Oh, don't forget to factor in the holier-than-thou conservatives who immediately decided Bush was the devil himself for that SIN. They didn't vote for him either.
Remember, the typical voter doesn't get very far past the headlines. The headlines were reading "Bush Arrested for DWI". Only if you took the time to read the story did you find out it was 30 years ago.
It was well known that Bush not only had a drinking problem, but that he was pretty wild (pary wise) earlier in his life. A DWI fit right in with that pattern. He had turned around his life and put all that behind him. The headline put doubts in some people's minds that he had really put all that behind him (because there was no time frame of when the DWI occurred in the headline.)
Had the Bush people put all that on the table early in the campaign, it would have been a non-issue.
And strangely enough, he is a little puke from Kennebunkport, Maine. Imagine that.
Oh Gawd, the hat, the hat, ...
I had managed to forget about that stupid damn hat.
Till now.
And in 1968, a DWI was NOT a serious charge.
And if it bothered you so much, you shouldn't have voted for him.
My recollection is that it had come out in a long form PBS interview that Bush had done months before. I agree it's important to get it out, but Rove didn't need to wave a flag about it.
It really points out the lazyness of political reporters that the facts had to be shoved under their noses before they jumped on it.

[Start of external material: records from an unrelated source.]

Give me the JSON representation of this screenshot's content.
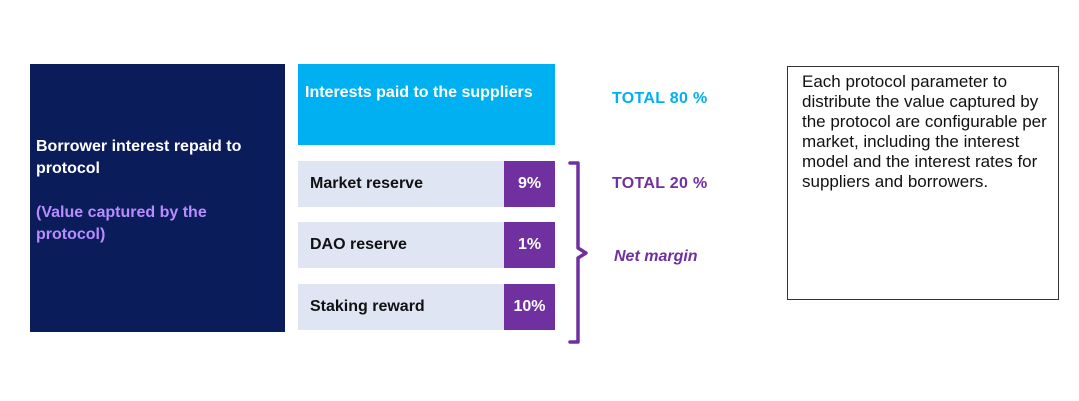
{
  "borrower": {
    "title": "Borrower interest repaid to protocol",
    "subtitle": "(Value captured by the protocol)"
  },
  "interests": {
    "label": "Interests paid to the suppliers",
    "total": "TOTAL  80 %"
  },
  "reserves": {
    "rows": [
      {
        "label": "Market reserve",
        "pct": "9%"
      },
      {
        "label": "DAO reserve",
        "pct": "1%"
      },
      {
        "label": "Staking reward",
        "pct": "10%"
      }
    ],
    "total": "TOTAL  20 %",
    "group_label": "Net margin"
  },
  "note": {
    "text": "Each protocol parameter to distribute the value captured by the protocol are configurable per market, including the interest model and the interest rates for suppliers and borrowers."
  },
  "colors": {
    "navy": "#0b1c5a",
    "cyan": "#00b0f0",
    "purple": "#7030a0",
    "light_purple": "#b68cff",
    "row_bg": "#dfe5f3"
  }
}
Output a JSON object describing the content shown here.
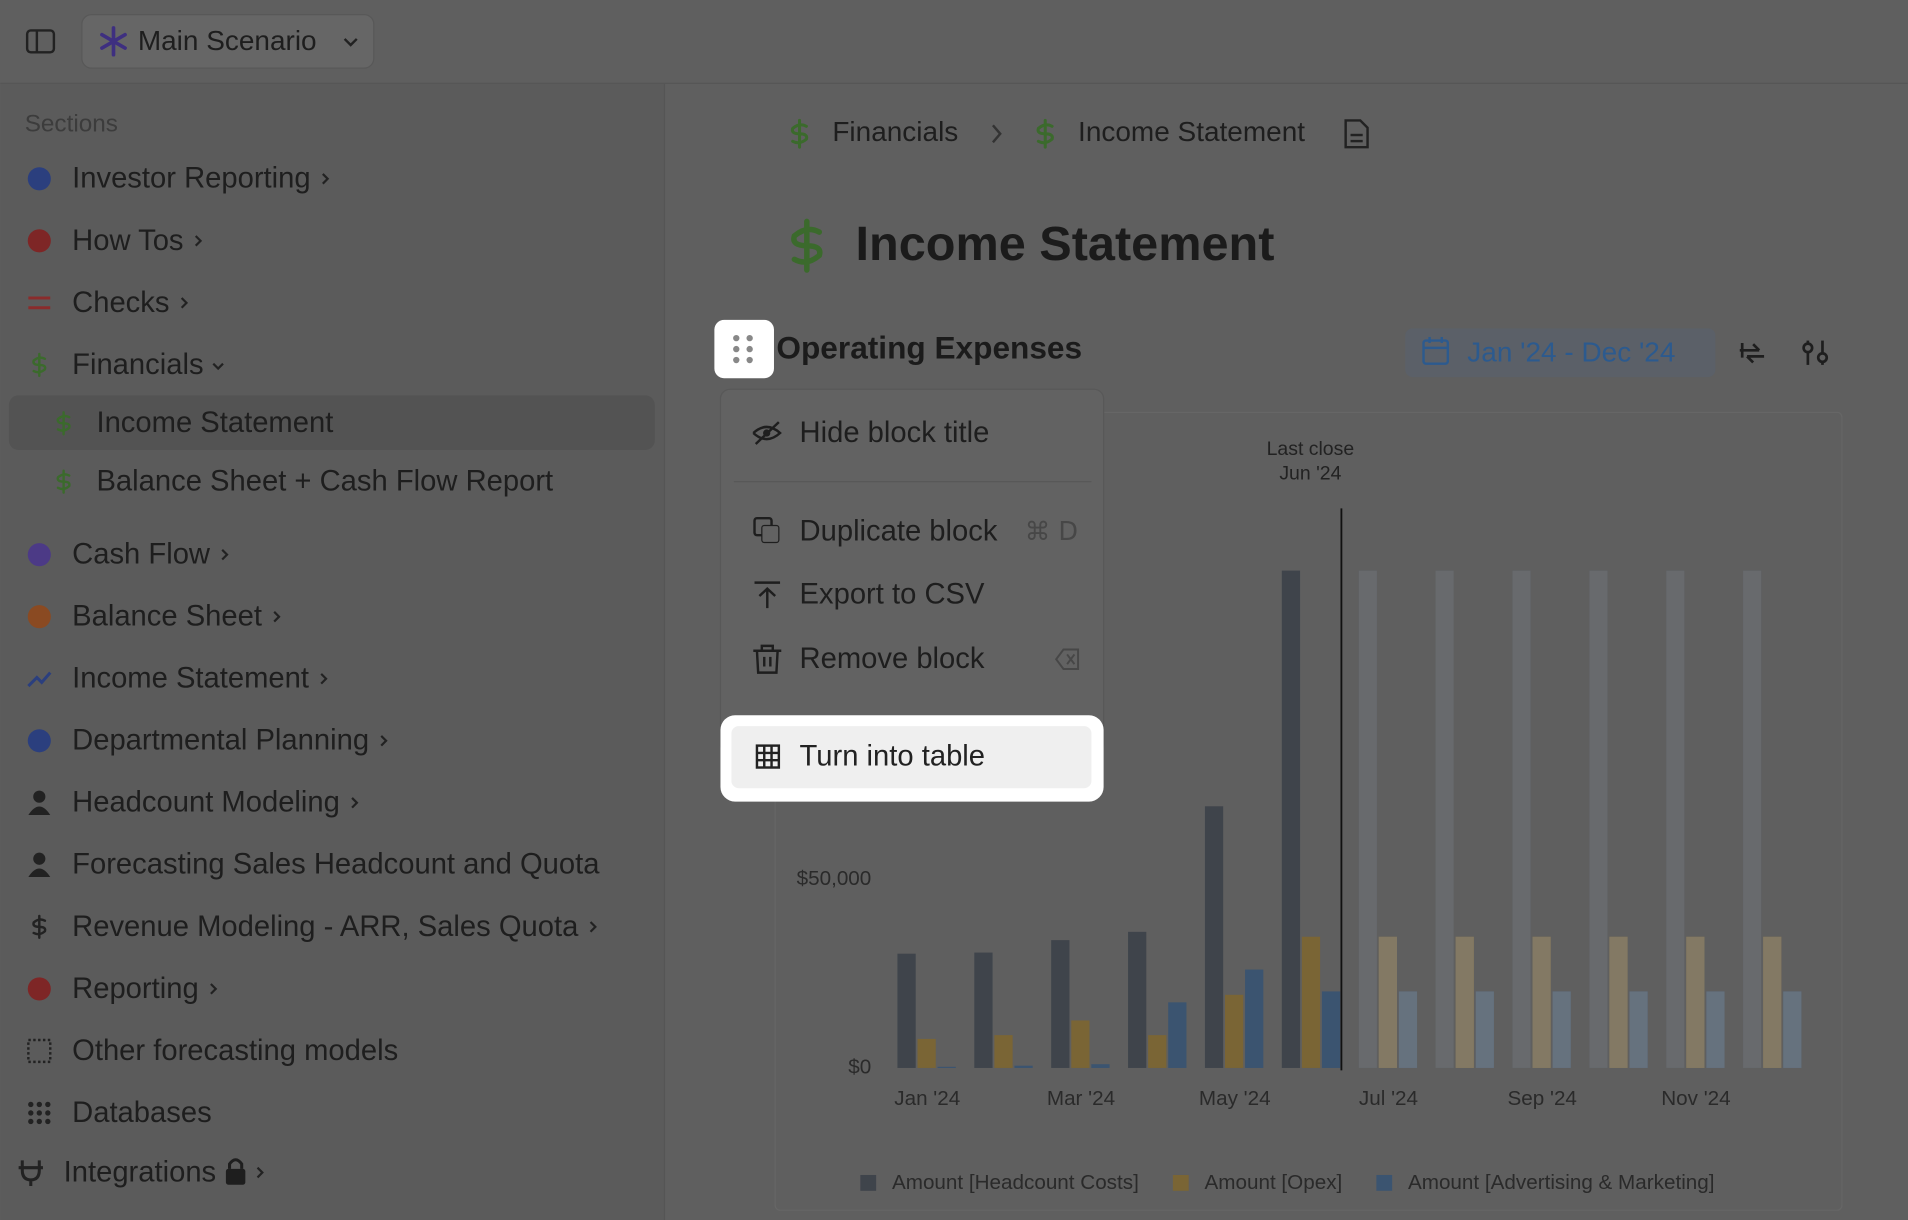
{
  "top_bar": {
    "scenario": "Main Scenario"
  },
  "sidebar": {
    "heading": "Sections",
    "items": [
      {
        "label": "Investor Reporting",
        "level": 0,
        "chevron": "right"
      },
      {
        "label": "How Tos",
        "level": 0,
        "chevron": "right"
      },
      {
        "label": "Checks",
        "level": 0,
        "chevron": "right"
      },
      {
        "label": "Financials",
        "level": 0,
        "chevron": "down"
      },
      {
        "label": "Income Statement",
        "level": 1,
        "selected": true
      },
      {
        "label": "Balance Sheet + Cash Flow Report",
        "level": 1
      },
      {
        "label": "Cash Flow",
        "level": 0,
        "chevron": "right"
      },
      {
        "label": "Balance Sheet",
        "level": 0,
        "chevron": "right"
      },
      {
        "label": "Income Statement",
        "level": 0,
        "chevron": "right"
      },
      {
        "label": "Departmental Planning",
        "level": 0,
        "chevron": "right"
      },
      {
        "label": "Headcount Modeling",
        "level": 0,
        "chevron": "right"
      },
      {
        "label": "Forecasting Sales Headcount and Quota",
        "level": 0
      },
      {
        "label": "Revenue Modeling - ARR, Sales Quota",
        "level": 0,
        "chevron": "right"
      },
      {
        "label": "Reporting",
        "level": 0,
        "chevron": "right"
      },
      {
        "label": "Other forecasting models",
        "level": 0
      },
      {
        "label": "Databases",
        "level": 0
      },
      {
        "label": "Integrations",
        "level": 0,
        "chevron": "right",
        "locked": true
      }
    ]
  },
  "breadcrumb": [
    "Financials",
    "Income Statement"
  ],
  "page_title": "Income Statement",
  "block": {
    "title": "Operating Expenses",
    "date_range": "Jan '24 - Dec '24"
  },
  "menu": {
    "items": [
      {
        "label": "Hide block title"
      },
      {
        "label": "Duplicate block",
        "shortcut": "⌘ D"
      },
      {
        "label": "Export to CSV"
      },
      {
        "label": "Remove block"
      },
      {
        "label": "Turn into table",
        "highlighted": true
      }
    ]
  },
  "chart_data": {
    "type": "bar",
    "categories": [
      "Jan '24",
      null,
      "Mar '24",
      null,
      "May '24",
      null,
      "Jul '24",
      null,
      "Sep '24",
      null,
      "Nov '24",
      null
    ],
    "series": [
      {
        "name": "Amount [Headcount Costs]",
        "color": "#3f444b",
        "values": [
          30300,
          30600,
          33900,
          36100,
          69400,
          131900,
          131900,
          131900,
          131900,
          131900,
          131900,
          131900
        ]
      },
      {
        "name": "Amount [Opex]",
        "color": "#7a6535",
        "values": [
          7700,
          8700,
          12600,
          8700,
          19400,
          34800,
          34800,
          34800,
          34800,
          34800,
          34800,
          34800
        ]
      },
      {
        "name": "Amount [Advertising & Marketing]",
        "color": "#3b5470",
        "values": [
          300,
          600,
          1000,
          17400,
          26100,
          20300,
          20300,
          20300,
          20300,
          20300,
          20300,
          20300
        ]
      }
    ],
    "ylim": [
      0,
      150000
    ],
    "yticks": [
      {
        "value": 0,
        "label": "$0"
      },
      {
        "value": 50000,
        "label": "$50,000"
      }
    ],
    "grid": false,
    "annotation": [
      "Last close",
      "Jun '24"
    ],
    "last_close_index": 5,
    "legend": "bottom"
  }
}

Seriously? A fairly serious crime?
Not at the time in America. In fact, in the sixties you could drive drunk in New England, race off a bridge, watch your date drown, and not do anything about it till the next day. Lie about it, get off scott free and go on to become a leader in the Senate.
Bush was actually stopped for driving to slow. Let's not ascribe today polital correctness to events that happened 30 years ago.
BTW, welcome to FreeRepublic. If you are going to throw firebombs, be prepared to source them.
I'll give you the same comment I used to get for sourcing 'The American Spectator' on Dem sights.
"You can't be serious, they are all known Bush haters."
Most people I know recognized it for what it was. I don't believe it had any significant effect.